Weir Minerals said it takes safety seriously, with safety at the heart of everything the company does. The company recently rolled out a set of lifting tools for the safe handling of slurry pump parts during maintenance. An often-overlooked component, lifting tools help keep plant technicians safe, maximize equipment life and can reduce pump rebuild times.
Processing equipment has become larger and larger. In the 1990s, the Warman AH 20/18 pump was one of the largest available. Now it is regarded as a medium-sized model, eclipsed by the likes of the mammoth Warman MCR 760 pump.
As equipment has rapidly increased in scale over the past couple of decades, Weir Minerals has developed specially engineered tools to safely disassemble and reassemble machinery, reducing the risks associated with lifting components.
In the case of slurry pumps, Weir Minerals’ range of lifting tools are designed for use when performing wet-end overhauls.

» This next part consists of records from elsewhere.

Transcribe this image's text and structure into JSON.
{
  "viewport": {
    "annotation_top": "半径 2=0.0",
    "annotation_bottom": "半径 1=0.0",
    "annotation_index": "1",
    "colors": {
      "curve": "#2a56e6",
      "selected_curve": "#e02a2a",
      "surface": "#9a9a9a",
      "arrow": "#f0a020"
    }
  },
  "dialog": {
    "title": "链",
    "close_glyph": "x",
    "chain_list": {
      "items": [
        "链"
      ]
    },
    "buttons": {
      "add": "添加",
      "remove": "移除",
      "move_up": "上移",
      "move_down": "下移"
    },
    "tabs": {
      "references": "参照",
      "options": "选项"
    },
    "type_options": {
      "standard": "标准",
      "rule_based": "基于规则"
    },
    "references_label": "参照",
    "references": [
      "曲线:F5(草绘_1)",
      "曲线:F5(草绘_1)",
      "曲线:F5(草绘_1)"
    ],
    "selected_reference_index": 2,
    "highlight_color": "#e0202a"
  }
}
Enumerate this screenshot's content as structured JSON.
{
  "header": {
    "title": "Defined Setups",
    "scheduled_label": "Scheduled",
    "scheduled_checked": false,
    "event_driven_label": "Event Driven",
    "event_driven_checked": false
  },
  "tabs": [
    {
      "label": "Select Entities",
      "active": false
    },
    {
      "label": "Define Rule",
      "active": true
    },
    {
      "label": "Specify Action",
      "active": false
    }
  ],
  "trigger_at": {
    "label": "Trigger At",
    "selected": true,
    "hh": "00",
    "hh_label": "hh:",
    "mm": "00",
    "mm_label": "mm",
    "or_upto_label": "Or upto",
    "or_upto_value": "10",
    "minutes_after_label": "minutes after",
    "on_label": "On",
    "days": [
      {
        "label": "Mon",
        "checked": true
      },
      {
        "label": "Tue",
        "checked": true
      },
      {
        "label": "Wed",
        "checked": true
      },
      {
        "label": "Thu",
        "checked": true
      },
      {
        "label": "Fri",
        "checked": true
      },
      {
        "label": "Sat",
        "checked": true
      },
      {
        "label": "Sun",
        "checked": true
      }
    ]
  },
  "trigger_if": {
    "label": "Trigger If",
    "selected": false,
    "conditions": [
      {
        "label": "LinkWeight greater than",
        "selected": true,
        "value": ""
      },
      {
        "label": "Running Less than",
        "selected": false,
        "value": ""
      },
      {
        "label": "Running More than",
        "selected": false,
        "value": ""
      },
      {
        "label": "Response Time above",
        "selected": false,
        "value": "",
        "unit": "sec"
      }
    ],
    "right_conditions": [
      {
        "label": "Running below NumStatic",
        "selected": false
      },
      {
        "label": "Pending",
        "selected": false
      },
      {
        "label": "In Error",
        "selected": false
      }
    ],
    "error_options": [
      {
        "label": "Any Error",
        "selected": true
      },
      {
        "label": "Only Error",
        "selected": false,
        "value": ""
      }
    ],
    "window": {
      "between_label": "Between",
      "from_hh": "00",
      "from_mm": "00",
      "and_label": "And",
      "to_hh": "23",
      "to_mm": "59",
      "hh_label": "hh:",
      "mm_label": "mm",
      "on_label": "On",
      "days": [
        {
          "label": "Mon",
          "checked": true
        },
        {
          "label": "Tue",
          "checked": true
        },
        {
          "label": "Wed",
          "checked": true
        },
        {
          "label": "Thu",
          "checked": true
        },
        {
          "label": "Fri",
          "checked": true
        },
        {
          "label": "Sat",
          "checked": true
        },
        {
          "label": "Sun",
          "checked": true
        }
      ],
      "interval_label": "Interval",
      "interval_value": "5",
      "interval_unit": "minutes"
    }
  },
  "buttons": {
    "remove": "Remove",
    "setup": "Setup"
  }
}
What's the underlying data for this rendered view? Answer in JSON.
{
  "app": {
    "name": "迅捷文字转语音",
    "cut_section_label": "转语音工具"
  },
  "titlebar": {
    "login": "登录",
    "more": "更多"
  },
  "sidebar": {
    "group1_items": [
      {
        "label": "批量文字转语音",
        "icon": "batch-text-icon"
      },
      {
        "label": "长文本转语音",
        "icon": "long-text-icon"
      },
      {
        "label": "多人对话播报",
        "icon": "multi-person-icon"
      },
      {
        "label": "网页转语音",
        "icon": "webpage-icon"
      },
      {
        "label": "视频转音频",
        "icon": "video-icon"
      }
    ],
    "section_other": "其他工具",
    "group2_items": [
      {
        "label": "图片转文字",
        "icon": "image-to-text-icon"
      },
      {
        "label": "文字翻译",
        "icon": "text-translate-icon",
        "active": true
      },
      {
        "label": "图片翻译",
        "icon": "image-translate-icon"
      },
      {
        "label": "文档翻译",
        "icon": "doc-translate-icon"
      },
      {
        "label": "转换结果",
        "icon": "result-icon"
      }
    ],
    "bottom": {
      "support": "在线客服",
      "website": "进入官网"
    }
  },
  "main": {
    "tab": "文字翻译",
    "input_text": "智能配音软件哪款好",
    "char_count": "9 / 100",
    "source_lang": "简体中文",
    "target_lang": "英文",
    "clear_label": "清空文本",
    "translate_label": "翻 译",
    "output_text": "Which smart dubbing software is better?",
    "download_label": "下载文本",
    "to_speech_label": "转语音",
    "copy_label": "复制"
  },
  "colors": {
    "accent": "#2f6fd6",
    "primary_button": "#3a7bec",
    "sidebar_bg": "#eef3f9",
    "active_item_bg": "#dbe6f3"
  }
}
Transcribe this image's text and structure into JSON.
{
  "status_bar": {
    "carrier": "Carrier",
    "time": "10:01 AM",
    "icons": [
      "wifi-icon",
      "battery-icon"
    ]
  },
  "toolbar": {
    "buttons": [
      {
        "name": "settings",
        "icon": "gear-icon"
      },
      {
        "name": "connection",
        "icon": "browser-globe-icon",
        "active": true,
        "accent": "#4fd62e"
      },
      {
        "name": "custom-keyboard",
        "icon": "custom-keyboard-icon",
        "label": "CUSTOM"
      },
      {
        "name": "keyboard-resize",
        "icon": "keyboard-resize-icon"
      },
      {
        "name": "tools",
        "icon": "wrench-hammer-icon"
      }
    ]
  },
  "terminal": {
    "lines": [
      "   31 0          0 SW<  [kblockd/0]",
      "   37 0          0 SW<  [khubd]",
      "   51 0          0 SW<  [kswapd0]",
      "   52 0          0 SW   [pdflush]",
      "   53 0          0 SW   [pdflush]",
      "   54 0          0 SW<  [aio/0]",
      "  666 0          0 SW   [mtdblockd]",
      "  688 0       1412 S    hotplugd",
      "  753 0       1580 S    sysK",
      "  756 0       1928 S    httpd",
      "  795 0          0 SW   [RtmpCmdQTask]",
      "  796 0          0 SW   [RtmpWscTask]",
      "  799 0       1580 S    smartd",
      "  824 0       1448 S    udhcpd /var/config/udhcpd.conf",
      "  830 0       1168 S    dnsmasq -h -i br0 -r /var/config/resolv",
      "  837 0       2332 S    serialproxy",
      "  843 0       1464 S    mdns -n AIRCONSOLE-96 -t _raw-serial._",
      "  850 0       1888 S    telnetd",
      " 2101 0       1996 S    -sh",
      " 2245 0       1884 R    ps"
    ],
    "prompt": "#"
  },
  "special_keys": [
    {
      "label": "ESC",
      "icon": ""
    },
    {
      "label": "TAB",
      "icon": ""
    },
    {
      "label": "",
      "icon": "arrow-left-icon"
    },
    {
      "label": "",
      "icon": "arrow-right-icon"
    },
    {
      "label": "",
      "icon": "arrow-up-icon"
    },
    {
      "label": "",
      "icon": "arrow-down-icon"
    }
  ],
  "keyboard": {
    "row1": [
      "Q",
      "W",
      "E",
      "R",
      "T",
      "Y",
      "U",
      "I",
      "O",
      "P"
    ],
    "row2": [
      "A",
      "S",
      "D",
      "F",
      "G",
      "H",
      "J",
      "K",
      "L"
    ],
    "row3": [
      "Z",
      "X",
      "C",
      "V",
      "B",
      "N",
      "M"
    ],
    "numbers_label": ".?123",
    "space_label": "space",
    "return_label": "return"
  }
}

Specific lifting tools are used for impellers, throatbushes, suction covers, frame plate liner inserts, stuffing boxes, casings and volutes. Lifting tools have also been designed to lift multiple components together to make rebuilds easier and quicker. For example, a lifting beam has been developed that lifts a suction cover squarely with the throatbush still attached to it. Using purpose-designed assembly equipment in accordance with OEM lifting procedures can reduce rebuild time, in some cases by up to 50%, leading to increased plant uptime and availability.
“When lifting pump parts weighing more than 2 tons in restricted areas, there is little room for error. Often, the components will be worn and it is crucial they can still be secured and lifted safely in accordance with the strict global standards that Weir Minerals adheres to,” said David Russell, trials manager for Weir Minerals Australia.
Normal wear can cause razor sharp, jagged edges on components, with the potential to damage lifting slings and chains as well as injure maintenance personnel. Purpose-designed lifting tools reduce this risk. When designing lifting equipment, Weir Minerals also carefully considers the mechanical strength and the stresses placed on the components being lifted, since worn parts are likely to be weaker and more brittle than new parts.
The company has also developed a tool with a fixed locking jaw so that the impeller eye is locked in position and the component is properly secured prior to being lifted. This positive engagement across two points of contact ensures that components are lifted evenly and securely with minimal risk of injury.